Mas Estamira não é uma personagem rasa nem pode ser simplesmente tachada pela psicanálise. Seu discurso, por vezes, ultrapassa a simples loucura e transborda filosofia e lucidez em insights geniais como "lixo é resto e descuido", "tudo é abstrato, até Estamira", "existe o além e o além do além que o homem não conhece", "na escola não se aprende e, sim, se copia" e "tudo que é imaginado existe, é e tem". Ela também cria e cita abundantemente entidades misteriosas como o "esperto ao contrário", o "trocadilo" ou "a que revela o homem como único condicional". Elas são complementadas por um discurso anti-Deus e lembra os malogrados e vingativos-astutos que Nietzsche afirmava regerem a humanidade.

O segredo deste comportamento brilhante pontuado por acessos de raiva, revolta e extrema fluência parece residir em traumas da sua vida, que vão sendo pouco a pouco delineados pelo filme.

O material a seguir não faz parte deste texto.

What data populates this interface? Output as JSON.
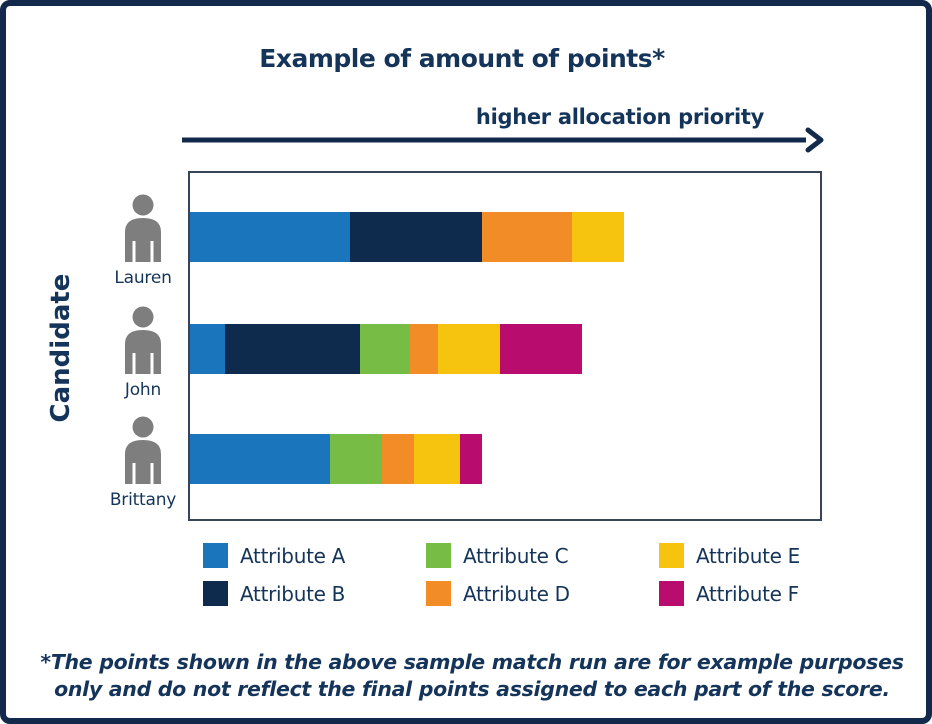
{
  "title": "Example of amount of points*",
  "arrow_label": "higher allocation priority",
  "y_axis_label": "Candidate",
  "footnote": {
    "line1": "*The points shown in the above sample match run are for example purposes",
    "line2": "only and do not reflect the final points assigned to each part of the score."
  },
  "colors": {
    "frame_border": "#13294B",
    "text_navy": "#15345A",
    "plot_border": "#36455A",
    "person_gray": "#7E7E7E"
  },
  "chart_data": {
    "type": "bar",
    "orientation": "horizontal",
    "stacked": true,
    "title": "Example of amount of points*",
    "xlabel": "higher allocation priority",
    "ylabel": "Candidate",
    "axis_ticks_shown": false,
    "values_unit": "relative points (no numeric axis shown; values estimated proportionally from bar lengths)",
    "categories": [
      "Lauren",
      "John",
      "Brittany"
    ],
    "series": [
      {
        "name": "Attribute A",
        "color": "#1B75BC",
        "values": [
          160,
          35,
          140
        ]
      },
      {
        "name": "Attribute B",
        "color": "#0E2A4D",
        "values": [
          132,
          135,
          0
        ]
      },
      {
        "name": "Attribute C",
        "color": "#77BC44",
        "values": [
          0,
          50,
          52
        ]
      },
      {
        "name": "Attribute D",
        "color": "#F28C26",
        "values": [
          90,
          28,
          32
        ]
      },
      {
        "name": "Attribute E",
        "color": "#F6C40F",
        "values": [
          52,
          62,
          46
        ]
      },
      {
        "name": "Attribute F",
        "color": "#B90C6F",
        "values": [
          0,
          82,
          22
        ]
      }
    ],
    "bar_totals": [
      434,
      392,
      292
    ],
    "legend_order": [
      [
        "Attribute A",
        "Attribute B"
      ],
      [
        "Attribute C",
        "Attribute D"
      ],
      [
        "Attribute E",
        "Attribute F"
      ]
    ],
    "legend_position": "bottom"
  }
}
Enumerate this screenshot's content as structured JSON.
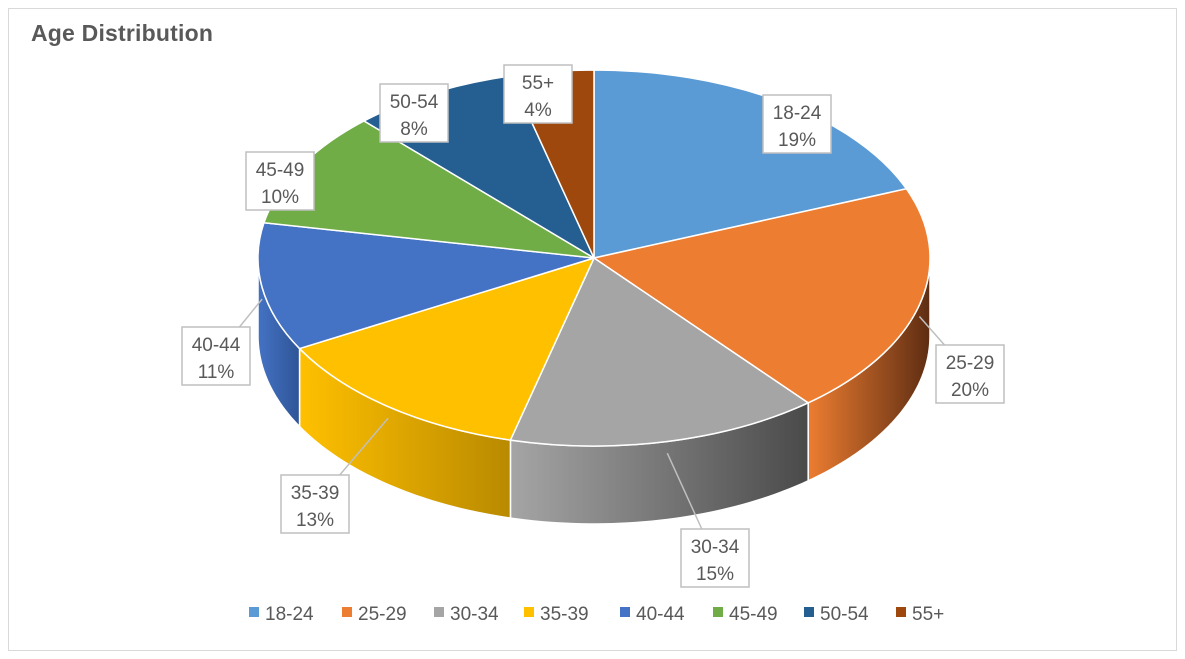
{
  "chart_data": {
    "type": "pie",
    "title": "Age Distribution",
    "three_d": true,
    "legend_position": "bottom",
    "slices": [
      {
        "label": "18-24",
        "value": 19,
        "display": "19%",
        "color": "#5B9BD5",
        "side_color": "#3f6f9b"
      },
      {
        "label": "25-29",
        "value": 20,
        "display": "20%",
        "color": "#ED7D31",
        "side_color": "#5e2d12"
      },
      {
        "label": "30-34",
        "value": 15,
        "display": "15%",
        "color": "#A5A5A5",
        "side_color": "#4a4a4a"
      },
      {
        "label": "35-39",
        "value": 13,
        "display": "13%",
        "color": "#FFC000",
        "side_color": "#b98a00"
      },
      {
        "label": "40-44",
        "value": 11,
        "display": "11%",
        "color": "#4472C4",
        "side_color": "#2f5597"
      },
      {
        "label": "45-49",
        "value": 10,
        "display": "10%",
        "color": "#70AD47",
        "side_color": "#4e7a31"
      },
      {
        "label": "50-54",
        "value": 8,
        "display": "8%",
        "color": "#255E91",
        "side_color": "#1a4266"
      },
      {
        "label": "55+",
        "value": 4,
        "display": "4%",
        "color": "#9E480E",
        "side_color": "#6b300a"
      }
    ]
  }
}
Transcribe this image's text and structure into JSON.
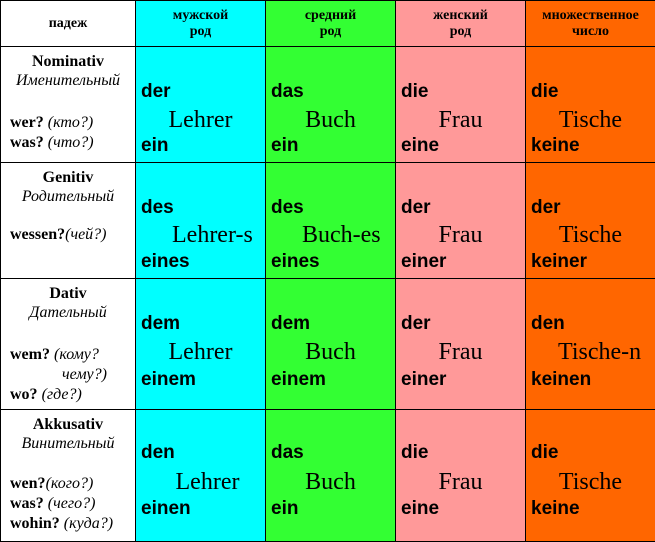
{
  "headers": {
    "case": "падеж",
    "masc": [
      "мужской",
      "род"
    ],
    "neut": [
      "средний",
      "род"
    ],
    "fem": [
      "женский",
      "род"
    ],
    "pl": [
      "множественное",
      "число"
    ]
  },
  "colors": {
    "masc": "#00ffff",
    "neut": "#33ff33",
    "fem": "#ff9999",
    "pl": "#ff6600"
  },
  "rows": [
    {
      "case": "Nominativ",
      "case_ru": "Именительный",
      "questions": [
        {
          "q": "wer?",
          "ru": "(кто?)"
        },
        {
          "q": "was?",
          "ru": "(что?)"
        }
      ],
      "masc": {
        "def": "der",
        "noun": "Lehrer",
        "indef": "ein"
      },
      "neut": {
        "def": "das",
        "noun": "Buch",
        "indef": "ein"
      },
      "fem": {
        "def": "die",
        "noun": "Frau",
        "indef": "eine"
      },
      "pl": {
        "def": "die",
        "noun": "Tische",
        "indef": "keine"
      }
    },
    {
      "case": "Genitiv",
      "case_ru": "Родительный",
      "questions": [
        {
          "q": "wessen?",
          "ru": "(чей?)"
        }
      ],
      "masc": {
        "def": "des",
        "noun": "Lehrer-s",
        "indef": "eines"
      },
      "neut": {
        "def": "des",
        "noun": "Buch-es",
        "indef": "eines"
      },
      "fem": {
        "def": "der",
        "noun": "Frau",
        "indef": "einer"
      },
      "pl": {
        "def": "der",
        "noun": "Tische",
        "indef": "keiner"
      }
    },
    {
      "case": "Dativ",
      "case_ru": "Дательный",
      "questions": [
        {
          "q": "wem?",
          "ru": "(кому?"
        },
        {
          "q": "",
          "ru": "чему?)"
        },
        {
          "q": "wo?",
          "ru": "(где?)"
        }
      ],
      "masc": {
        "def": "dem",
        "noun": "Lehrer",
        "indef": "einem"
      },
      "neut": {
        "def": "dem",
        "noun": "Buch",
        "indef": "einem"
      },
      "fem": {
        "def": "der",
        "noun": "Frau",
        "indef": "einer"
      },
      "pl": {
        "def": "den",
        "noun": "Tische-n",
        "indef": "keinen"
      }
    },
    {
      "case": "Akkusativ",
      "case_ru": "Винительный",
      "questions": [
        {
          "q": "wen?",
          "ru": "(кого?)"
        },
        {
          "q": "was?",
          "ru": "(чего?)"
        },
        {
          "q": "wohin?",
          "ru": "(куда?)"
        }
      ],
      "masc": {
        "def": "den",
        "noun": "Lehrer",
        "indef": "einen"
      },
      "neut": {
        "def": "das",
        "noun": "Buch",
        "indef": "ein"
      },
      "fem": {
        "def": "die",
        "noun": "Frau",
        "indef": "eine"
      },
      "pl": {
        "def": "die",
        "noun": "Tische",
        "indef": "keine"
      }
    }
  ]
}
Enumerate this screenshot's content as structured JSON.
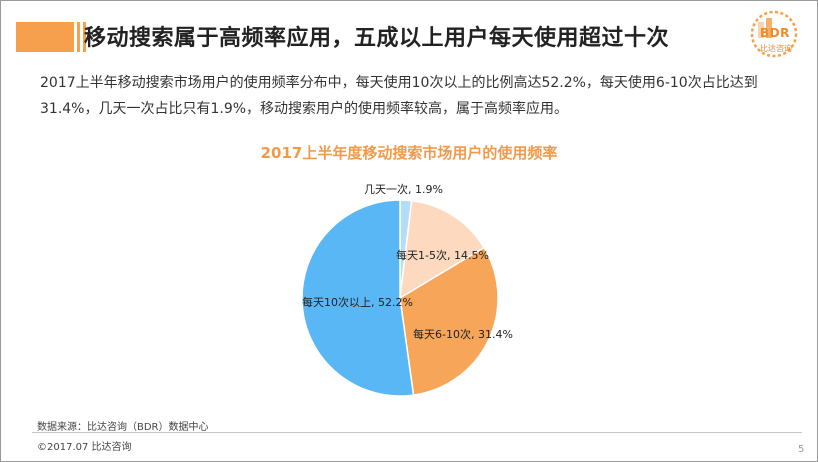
{
  "slide": {
    "title": "移动搜索属于高频率应用，五成以上用户每天使用超过十次",
    "paragraph": "2017上半年移动搜索市场用户的使用频率分布中，每天使用10次以上的比例高达52.2%，每天使用6-10次占比达到31.4%，几天一次占比只有1.9%，移动搜索用户的使用频率较高，属于高频率应用。",
    "source": "数据来源：比达咨询（BDR）数据中心",
    "copyright": "©2017.07   比达咨询",
    "page_number": "5"
  },
  "logo": {
    "text": "BDR",
    "sub": "比达咨询"
  },
  "colors": {
    "accent": "#f6a04d",
    "chart_title": "#f29a4a"
  },
  "chart_data": {
    "type": "pie",
    "title": "2017上半年度移动搜索市场用户的使用频率",
    "slices": [
      {
        "label": "几天一次",
        "value": 1.9,
        "display": "几天一次, 1.9%",
        "color": "#b7dcf7"
      },
      {
        "label": "每天1-5次",
        "value": 14.5,
        "display": "每天1-5次, 14.5%",
        "color": "#fcd9bf"
      },
      {
        "label": "每天6-10次",
        "value": 31.4,
        "display": "每天6-10次, 31.4%",
        "color": "#f7a559"
      },
      {
        "label": "每天10次以上",
        "value": 52.2,
        "display": "每天10次以上, 52.2%",
        "color": "#5ab7f6"
      }
    ]
  }
}
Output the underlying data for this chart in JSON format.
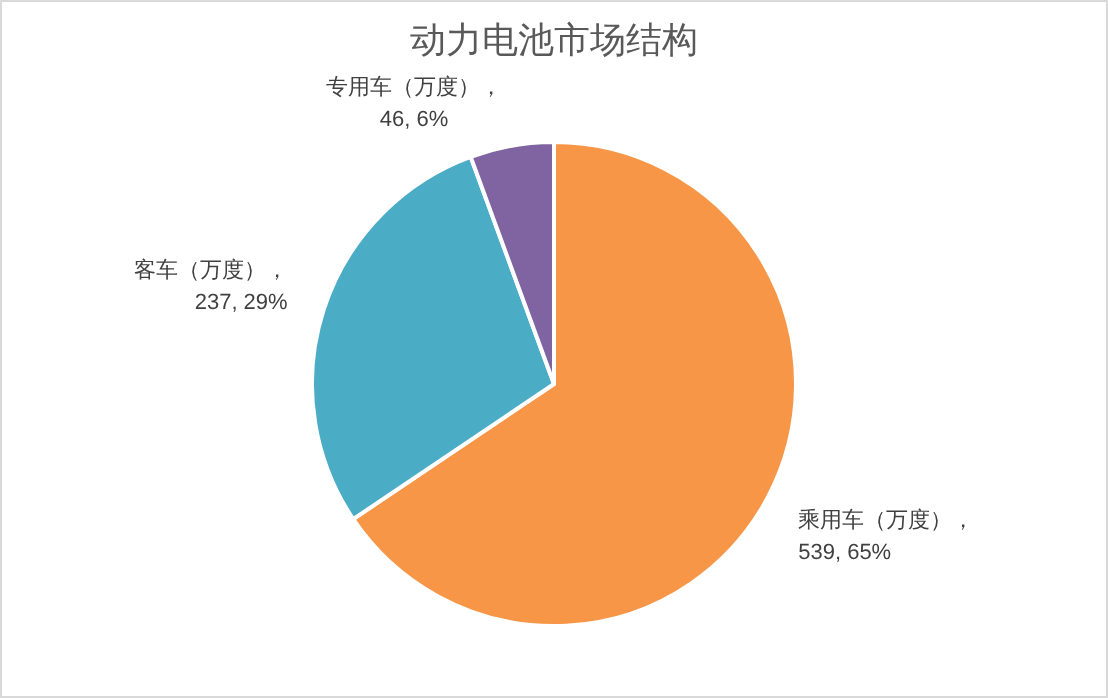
{
  "chart_data": {
    "type": "pie",
    "title": "动力电池市场结构",
    "categories": [
      "乘用车（万度）",
      "客车（万度）",
      "专用车（万度）"
    ],
    "values": [
      539,
      237,
      46
    ],
    "colors": [
      "#f79646",
      "#4bacc6",
      "#8064a2"
    ],
    "value_labels": [
      "， 539, 65%",
      "， 237, 29%",
      "， 46, 6%"
    ]
  }
}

O diretor optou por não colocar depoimento de cientistas e psiquiatras. O discurso de Estamira, pontuado por seus três filhos e amigos do lixão, segue uma ordem cronológica, com seqüências interligadas que apresenta progressivamente a realidade nua e crua de sua protagonista, sem meias palavras.

Em um debate com o diretor Marcos Prado, promovido pela Casa do Saber Jardins, descobri que a idéia do documentário foi permeada de acasos. Seu objetivo inicial era mostrar a transformação do lixão de Jardim Gramacho, localizado no município de Duque de Caxias - RJ, em um aterro sanitário. Com uma área de mais de 1.200m2, ele concentra 85% do lixo produzido na cidade do Rio de Janeiro.

Este processo duraria dez anos e começou em 1993. Foi apenas no sétimo ano que Marcos encontrou Estamira, ao perceber que não havia se aproximado daqueles trabalhadores que somavam dois mil. Inicialmente, pediu àquela senhora de estatura baixa, pele morena e rosto marcado pela idade e trabalho, se poderia fazer seu retrato. Em meio a tantas recusas de outros trabalhadores, Marcos encontrou receptividade e uma vontade de se expressar incomum. Daí para a idéia do filme foi um passo. Foram quatro anos de filmagens e a história do aterro, que acabou servindo apenas como seu pano de fundo, virou livro.

Marcos possui uma produtora e já tinha feito um documentário sobre o trabalho dos carvoeiros e co-produzido o já clássico Ônibus 174 com José Padilha. Acompanhado por uma equipe pequena composta apenas por um câmera, assistente de produção e som, em turnos de 12 horas enfrentou o mau-cheiro do lixão e aprendeu a lidar com traficantes e a prostituição da favela que rodeia o local. Com um gosto especial para temas áridos, seu próximo trabalho irá retratar o cotidiano da tropa de elite carioca.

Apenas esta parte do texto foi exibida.